Learn better uses for tofu (and soy products in general). It’s a good source of both protein and calcium, and you can prepare it in a variety of ways but it’s not as healthy as one might think. It takes a little getting used to, especially if you’ve never eaten much tofu before, but give it a chance.
- Tofu, along with soy or rice milk and other non-meat alternatives, can be your best friends in the vegan world. Name a product, there’s a tofu version of it. And it doesn’t taste bad either!
- There are many vegan cookbooks and online recipe sites nowadays to provide you with inspiration. Investing of your best energies and mental capabilities to the daily task of cooking vegan meals can enhance your enjoyment and satisfaction of re-training your taste buds to savor new, even strange flavors. Who knew this path was going to be so exciting?
Maintain balance. If you find yourself constantly fatigued or groggy, you may be missing something imperative to your diet. It can get pretty easy to eat the same things day in and day out, but with a vegan diet, that’s not kosher. Make sure you’re getting enough protein, calcium, iron, vitamin everything…the list could go on, but it would exceed your bandwidth usage.
- Taking a supplement is a good idea. A daily multi-vitamin will ensure that you’re getting everything you need. If you have questions, talk to your local pharmacist or get in a quick chat with your doctor.
- There are no reliable plant sources of B12 (B12 found in plants is usually due to contamination with animal feces), which can lead to deficiency. You should take a B12 supplement. Deficiency in best cases can cause significant fatigue/debility. In worst cases, it can increase heart disease risk and anemia and may also cause severe irreversible damage to the nervous system. A good tip is to eat foods that are fortified with B12 (check the label) such as yeast flakes, cereals and nondairy milk.
- If taking Omega-3 supplements, keep in mind that most are made from fish oil, and are not vegan. Vegan sources of Omega-3s include flaxseeds, flax oil, and walnuts. 1 tsp of flax oil meets your daily needs.
Reward yourself. After learning how to cope with the extreme makeover in your kitchen, your budget, your past time, your health, and your appearance, make it a point to treat yourself to a new wardrobe, a vacation, or a new kitchen. You’ve earned it!
- That being said, those around you take into account your dietary needs, so take into account theirs. Not everyone will be thrilled when presented with a tofu steak.

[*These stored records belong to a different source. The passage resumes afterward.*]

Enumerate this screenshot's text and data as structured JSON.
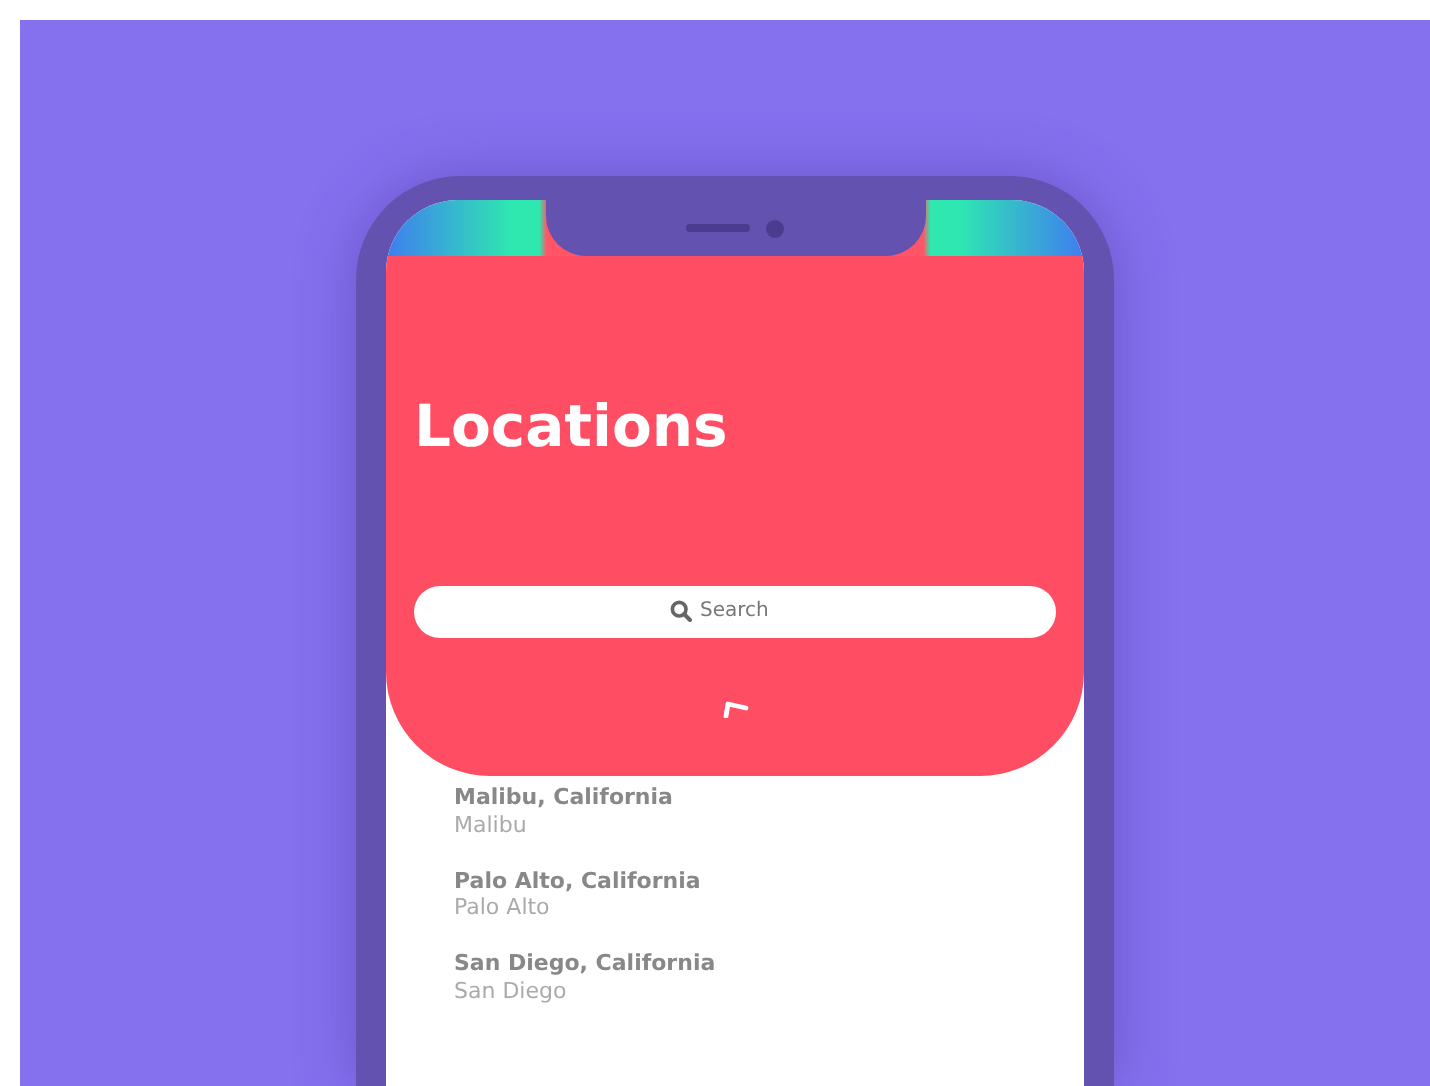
{
  "header": {
    "title": "Locations"
  },
  "search": {
    "placeholder": "Search"
  },
  "locations": [
    {
      "name": "Malibu, California",
      "subtitle": "Malibu"
    },
    {
      "name": "Palo Alto, California",
      "subtitle": "Palo Alto"
    },
    {
      "name": "San Diego, California",
      "subtitle": "San Diego"
    }
  ]
}
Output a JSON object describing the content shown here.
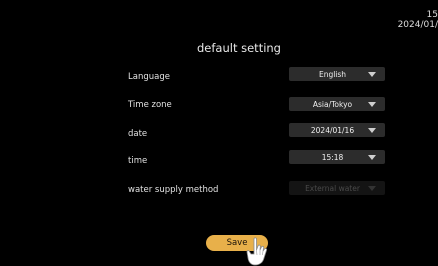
{
  "status": {
    "time": "15",
    "date": "2024/01/"
  },
  "page": {
    "title": "default setting"
  },
  "settings": [
    {
      "label": "Language",
      "value": "English",
      "enabled": true
    },
    {
      "label": "Time zone",
      "value": "Asia/Tokyo",
      "enabled": true
    },
    {
      "label": "date",
      "value": "2024/01/16",
      "enabled": true
    },
    {
      "label": "time",
      "value": "15:18",
      "enabled": true
    },
    {
      "label": "water supply method",
      "value": "External water",
      "enabled": false
    }
  ],
  "actions": {
    "save_label": "Save"
  },
  "icons": {
    "dropdown": "chevron-down-icon",
    "pointer": "hand-pointer-icon"
  },
  "colors": {
    "background": "#000000",
    "dropdown_bg": "#2c2c2c",
    "save_button": "#e8b04a"
  }
}
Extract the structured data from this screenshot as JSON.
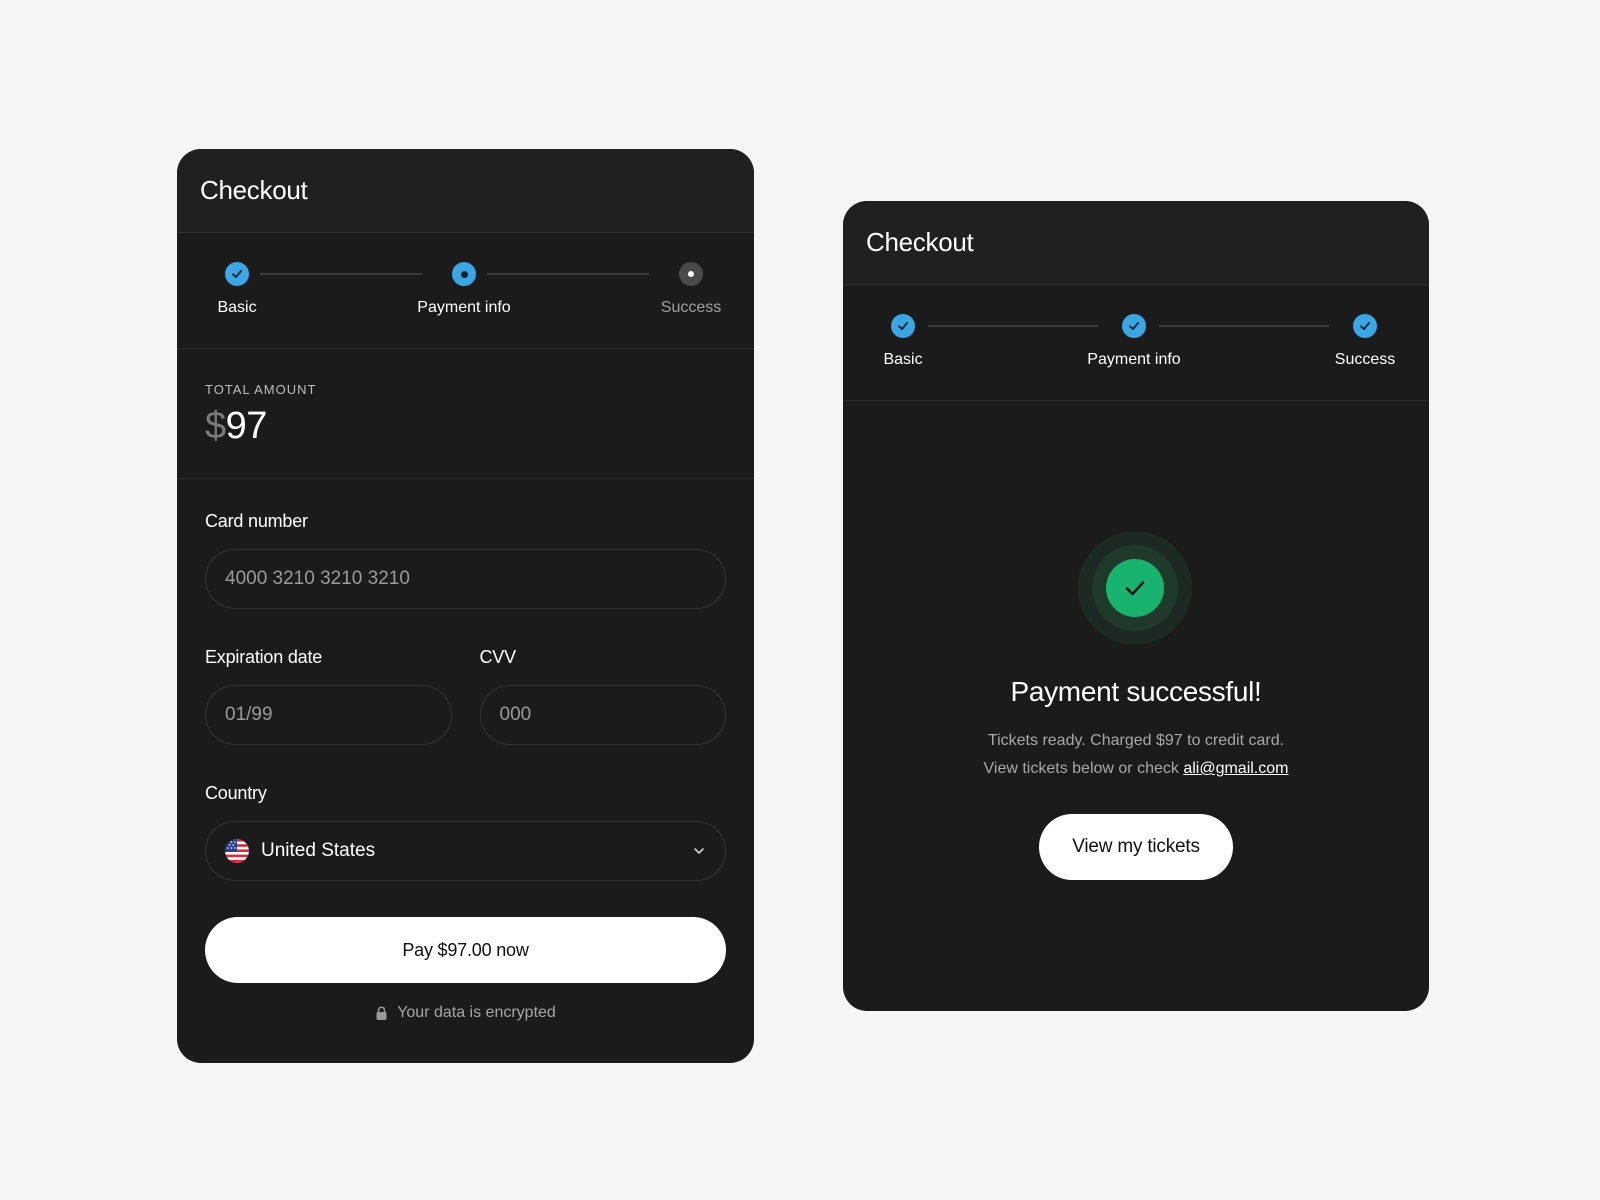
{
  "checkout_form": {
    "title": "Checkout",
    "steps": [
      {
        "label": "Basic",
        "state": "done"
      },
      {
        "label": "Payment info",
        "state": "current"
      },
      {
        "label": "Success",
        "state": "pending"
      }
    ],
    "total_label": "TOTAL AMOUNT",
    "total_currency": "$",
    "total_value": "97",
    "card_number": {
      "label": "Card number",
      "placeholder": "4000 3210 3210 3210"
    },
    "expiration": {
      "label": "Expiration date",
      "placeholder": "01/99"
    },
    "cvv": {
      "label": "CVV",
      "placeholder": "000"
    },
    "country": {
      "label": "Country",
      "value": "United States",
      "flag_icon": "us-flag-icon"
    },
    "pay_button": "Pay $97.00 now",
    "secure_note": "Your data is encrypted"
  },
  "checkout_success": {
    "title": "Checkout",
    "steps": [
      {
        "label": "Basic",
        "state": "done"
      },
      {
        "label": "Payment info",
        "state": "done"
      },
      {
        "label": "Success",
        "state": "done"
      }
    ],
    "heading": "Payment successful!",
    "line1": "Tickets ready. Charged $97 to credit card.",
    "line2_prefix": "View tickets below or check ",
    "email": "ali@gmail.com",
    "button": "View my tickets"
  },
  "colors": {
    "accent": "#3aa7e4",
    "success": "#18b36f",
    "card_bg": "#1b1b1b",
    "page_bg": "#f5f5f5"
  }
}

- Find vegan remakes of your favorite non-vegan recipes so that you don’t feel deprived.
- Don’t give up! Being persistent despite your failures, disgust, or the discouragement of others is the strength of your will to succeed and live up to what you already know to be the best for you. And don’t hate yourself if you happen to fall and find yourself gobbling down a cheeseburger or two. Forgive yourself and indulge yourself regularly with a sinless dessert like luscious tofu cheesecake, trimmings and all!
- Sampling a variety of fresh fruits and vegetables, nuts, grains, cereals, ethnic flavors, and endless brands dedicated to the wholefood experience will teach you what you can incorporate into your daily array of delicious meals.
- Visit vegetarian restaurants and challenge yourself to learn their menus. If they will not share their secret recipes with you, try to imitate what you’ve enjoyed eating by looking for it or something similar to it in books or online.
- Many Asian foods are vegan-friendly. When it doubt, to the east you go.